Parse the title page.

The title page isn't actually used for anything right now, but if it is in the source, at least it doesn't appear as action lines in the output.
author: Martin Vilcans <martin@librador.com> 2012-02-16 23:18:53 +0100
committer: Martin Vilcans <martin@librador.com> 2012-02-16 23:18:53 +0100
commit: 03d27c86a728864d1ab59802f787aca893955fca (patch)
tree: 291e79c367a3680e8d778b397ef74d3334a5b428
parent: 0d824c62fd570d1f10f75efaffa3dd8d8d09e665 (diff)

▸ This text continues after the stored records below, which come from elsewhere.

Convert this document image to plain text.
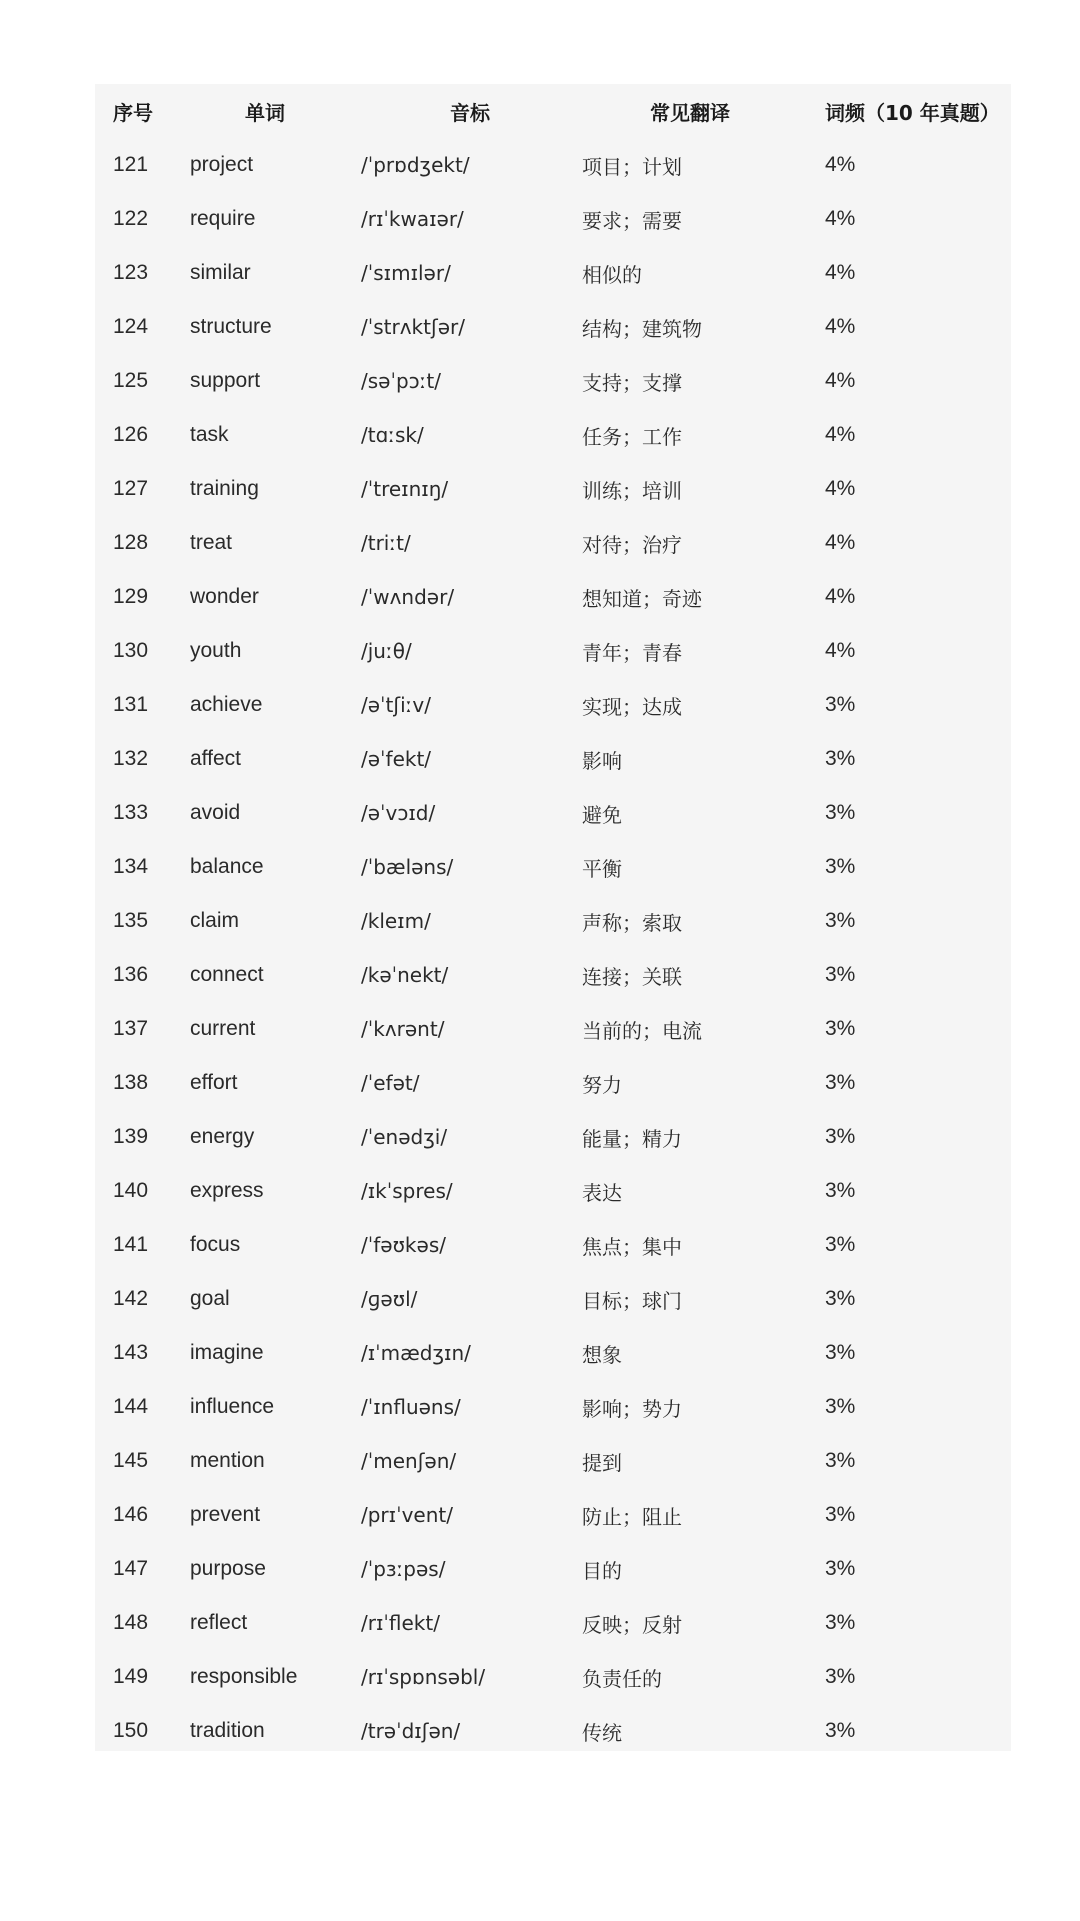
序号	单词	音标	常见翻译	词频（10 年真题）
121	project	/ˈprɒdʒekt/	项目；计划	4%
122	require	/rɪˈkwaɪər/	要求；需要	4%
123	similar	/ˈsɪmɪlər/	相似的	4%
124	structure	/ˈstrʌktʃər/	结构；建筑物	4%
125	support	/səˈpɔːt/	支持；支撑	4%
126	task	/tɑːsk/	任务；工作	4%
127	training	/ˈtreɪnɪŋ/	训练；培训	4%
128	treat	/triːt/	对待；治疗	4%
129	wonder	/ˈwʌndər/	想知道；奇迹	4%
130	youth	/juːθ/	青年；青春	4%
131	achieve	/əˈtʃiːv/	实现；达成	3%
132	affect	/əˈfekt/	影响	3%
133	avoid	/əˈvɔɪd/	避免	3%
134	balance	/ˈbæləns/	平衡	3%
135	claim	/kleɪm/	声称；索取	3%
136	connect	/kəˈnekt/	连接；关联	3%
137	current	/ˈkʌrənt/	当前的；电流	3%
138	effort	/ˈefət/	努力	3%
139	energy	/ˈenədʒi/	能量；精力	3%
140	express	/ɪkˈspres/	表达	3%
141	focus	/ˈfəʊkəs/	焦点；集中	3%
142	goal	/ɡəʊl/	目标；球门	3%
143	imagine	/ɪˈmædʒɪn/	想象	3%
144	influence	/ˈɪnfluəns/	影响；势力	3%
145	mention	/ˈmenʃən/	提到	3%
146	prevent	/prɪˈvent/	防止；阻止	3%
147	purpose	/ˈpɜːpəs/	目的	3%
148	reflect	/rɪˈflekt/	反映；反射	3%
149	responsible	/rɪˈspɒnsəbl/	负责任的	3%
150	tradition	/trəˈdɪʃən/	传统	3%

download: screenplain-03d27c86a728864d1ab59802f787aca893955fca.tar.gz
2 files changed, 104 insertions, 5 deletions
diff --git a/screenplain/parsers/spmd.py b/screenplain/parsers/spmd.py
index 2940a8c..f9aa643 100644
--- a/screenplain/parsers/spmd.py
+++ b/screenplain/parsers/spmd.py
@@ -3,6 +3,7 @@
 # http://www.opensource.org/licenses/mit-license.php
 
 import itertools
+from itertools import takewhile
 import re
 
 from screenplain.types import (
@@ -18,6 +19,9 @@ slug_regexes = (
 
 TWOSPACE = ' ' * 2
 
+title_page_key_re = re.compile(r'([^:]+):\s*(.*)')
+title_page_value_re = re.compile(r'(?:\s{3,}|\t)(.+)')
+
 centered_re = re.compile(r'\s*>\s*(.*?)\s*<\s*$')
 dual_dialog_re = re.compile(r'^(.+?)(\s*\^)$')
 slug_re = re.compile(r'(?:(\.)\s*)?(\S.*?)\s*$')
@@ -153,6 +157,24 @@ def _is_blank(line):
 def parse(source):
     """Reads raw text input and generates paragraph objects."""
     source = (_preprocess_line(line) for line in source)
+
+    title_page_lines = list(takewhile(lambda line: line != '', source))
+    title_page = parse_title_page(title_page_lines)
+
+    if title_page:
+        # The first lines were a title page.
+        # Parse the rest of the source as screenplay body.
+        # TODO: Create a title page from the data in title_page
+        return parse_body(source)
+    else:
+        # The first lines were not a title page.
+        # Parse them as part of the screenplay body.
+        return parse_body(itertools.chain(title_page_lines, [''], source))
+
+
+def parse_body(source):
+    """Reads lines of the main screenplay and generates paragraph objects."""
+
     paragraphs = []
     for blank, input_lines in itertools.groupby(source, _is_blank):
         if not blank:
@@ -160,3 +182,32 @@ def parse(source):
             paragraph.update_list(paragraphs)
 
     return paragraphs
+
+def parse_title_page(lines):
+
+    result = {}
+
+    it = iter(lines)
+    try:
+        line = it.next()
+        while True:
+            key_match = title_page_key_re.match(line)
+            if not key_match:
+                return None
+            key, value = key_match.groups()
+            if value:
+                # Single line key/value
+                result.setdefault(key, []).append(value)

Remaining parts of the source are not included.